Returns the textbook PERT expected duration of **6.0** days (`(2 + 4·5 + 14) / 6`)
with a standard deviation of **2.0** (`(14 − 2) / 6`). Add insight tags to widen
the pessimistic tail for known frictions:

```json
{
  "task": {
    "optimistic": 2, "most_likely": 5, "pessimistic": 14,
    "tags": [{ "name": "FRAGMENTED_COMMUNICATION", "severity": 0.5 }]
  }
}
```

### `identify_schedule_risk` (Monte Carlo)

A three-task chain (Design → Build → Test), 2,000 iterations, seeded for
reproducibility:

```json
{
  "tasks": [
    { "name": "Design", "optimistic": 3, "most_likely": 5, "pessimistic": 10 },
    { "name": "Build", "optimistic": 8, "most_likely": 14, "pessimistic": 25, "depends_on": ["Design"] },
    { "name": "Test", "optimistic": 3, "most_likely": 5, "pessimistic": 10, "depends_on": ["Build"] }
  ],
  "config": { "num_simulations": 2000, "seed": 42 }
}
```

Returns P50 ≈ **25.5** and P85 ≈ **29.6** days, plus the per-task
`critical_path_frequency` (in this strict chain, 1.0 for every task — they all
always sit on the critical path). `seed` defaults to **42** when omitted, so runs
are reproducible by default; pass a different integer to vary the draw.

### `compare_investment_options` (TCO)

Cloud (low upfront, high running cost) versus on-prem (high upfront, low running
cost), each over three years:

```json
{
  "request": {
    "options": [
      { "name": "Cloud", "initial_price": 5000, "useful_life_years": 3, "annual_operating_cost": 12000 },
      { "name": "On-prem", "initial_price": 40000, "useful_life_years": 3, "annual_maintenance": 3000 }
    ]
  }
}
```

Returns the options ranked by annual cost (rank 1 = cheapest). Here `best_option`
is **Cloud** (≈ 13,667/yr versus ≈ 16,333/yr for on-prem).

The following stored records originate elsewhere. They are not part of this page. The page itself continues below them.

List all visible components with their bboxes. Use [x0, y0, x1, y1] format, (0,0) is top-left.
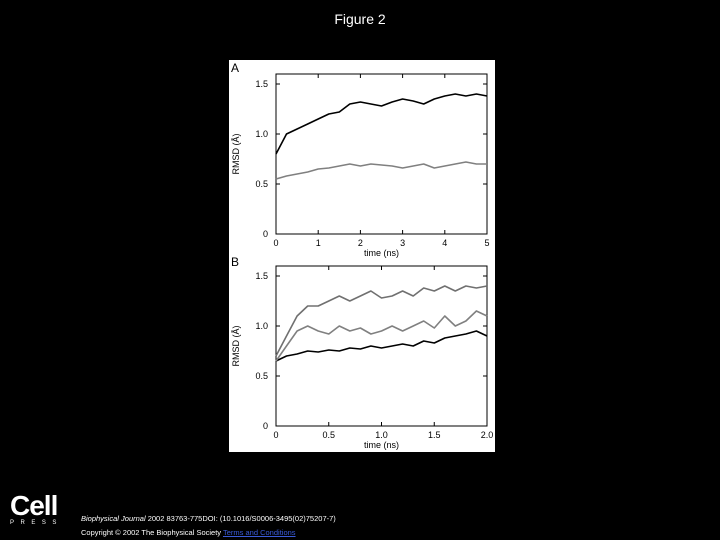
copyright-text: Copyright © 2002 The Biophysical Society: [81, 528, 222, 537]
y-tick-label: 0.5: [255, 179, 268, 189]
journal-name: Biophysical Journal: [81, 514, 146, 523]
x-tick-label: 0.5: [322, 430, 335, 440]
x-tick-label: 5: [484, 238, 489, 248]
x-axis-label: time (ns): [364, 248, 399, 258]
cell-press-logo: Cell PRESS: [8, 490, 68, 530]
y-axis-label: RMSD (Å): [231, 326, 241, 367]
y-axis-label: RMSD (Å): [231, 134, 241, 175]
x-tick-label: 1.0: [375, 430, 388, 440]
x-tick-label: 0: [273, 430, 278, 440]
logo-press-text: PRESS: [10, 520, 63, 526]
copyright: Copyright © 2002 The Biophysical Society…: [81, 528, 296, 537]
x-tick-label: 1.5: [428, 430, 441, 440]
series-line-b-3: [275, 285, 488, 357]
x-axis-label: time (ns): [364, 440, 399, 450]
slide-title: Figure 2: [334, 11, 386, 27]
panel-label-b: B: [231, 255, 239, 269]
series-line-a-2: [275, 161, 487, 180]
x-tick-label: 3: [400, 238, 405, 248]
x-tick-label: 2: [358, 238, 363, 248]
y-tick-label: 1.5: [255, 271, 268, 281]
logo-cell-text: Cell: [10, 490, 58, 521]
figure-svg: A 0 0.5 1.0 1.5 0 1 2 3 4 5 time (ns) RMSD (Å) B 0 0.5 1…: [231, 61, 494, 450]
y-tick-label: 0: [263, 421, 268, 431]
citation-details: 2002 83763-775DOI: (10.1016/S0006-3495(0…: [147, 514, 336, 523]
series-line-b-2: [275, 310, 488, 362]
series-line-b-1: [275, 330, 488, 362]
series-line-a-1: [275, 93, 488, 155]
panel-label-a: A: [231, 61, 239, 75]
terms-link[interactable]: Terms and Conditions: [223, 528, 296, 537]
y-tick-label: 1.5: [255, 79, 268, 89]
x-tick-label: 0: [273, 238, 278, 248]
citation: Biophysical Journal 2002 83763-775DOI: (…: [81, 514, 336, 523]
y-tick-label: 1.0: [255, 129, 268, 139]
x-tick-label: 4: [442, 238, 447, 248]
y-tick-label: 0.5: [255, 371, 268, 381]
x-tick-label: 1: [316, 238, 321, 248]
figure-panel: A 0 0.5 1.0 1.5 0 1 2 3 4 5 time (ns) RMSD (Å) B 0 0.5 1…: [229, 60, 495, 452]
plot-frame-a: [275, 73, 488, 235]
y-tick-label: 1.0: [255, 321, 268, 331]
x-tick-label: 2.0: [481, 430, 494, 440]
plot-frame-b: [275, 265, 488, 427]
y-tick-label: 0: [263, 229, 268, 239]
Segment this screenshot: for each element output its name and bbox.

### `evaluate_project_health` (EVM)

A project a little behind and over budget:

```json
{ "evm": { "pv": 1000, "ev": 900, "ac": 1100, "bac": 5000 } }
```

Returns SPI **0.9**, CPI **≈ 0.82**, the forecast `eac`/`etc`/`vac`/`tcpi`, and a
health verdict of **off_track** with the reasons spelled out.

## Errors

Every tool returns **structured, tagged errors** — never a Python traceback.
Errors carry a type tag the model can reason about:

- `[ValidationError]` — inputs are individually valid but jointly inconsistent
  (e.g. an unknown insight tag), or rejected before computation.
- `[ComputationError]` — the underlying maths rejected the inputs (e.g. an
  optimistic estimate larger than the most-likely one, a non-positive budget).
- `[InternalError]` — an unexpected failure, reported generically so no internal
  state leaks.

Field-level constraints (a negative cost, fewer than two options to compare) are
caught by the shared Pydantic models and surfaced as structured validation
messages.

## Development

Tests live in `tests/mcp_server/`:

```bash
pytest tests/mcp_server/
```

They cover registration (exactly the four tools, each leading with a decision
question, each exposing input and output schemas), one worked example per tool,
seed-42 determinism on the Monte Carlo tool, and the structured-error contract.
Implementation-grade maths sweeps live in `tests/{pert,montecarlo,tco,evm}/`
already — we do not duplicate them here.

## Out of scope (v0.2+)

- **Streamable HTTP transport, OAuth, hosting, rate limiting, audit logging** —
  the paid hosted lane. v0.1 is stdio-only and local-trust.
- **Calibration-driven and stochastic-mix tools** — `estimate_from_history`
  (two-layer calibration) is parked in `tools.py`; the Bayesian and
  Dirichlet-drift tools are parked too. All wait on field data to ground their
  calibration before they meet the v0.1 quality bar.

## Licence

MIT — same as the rest of the logic repo.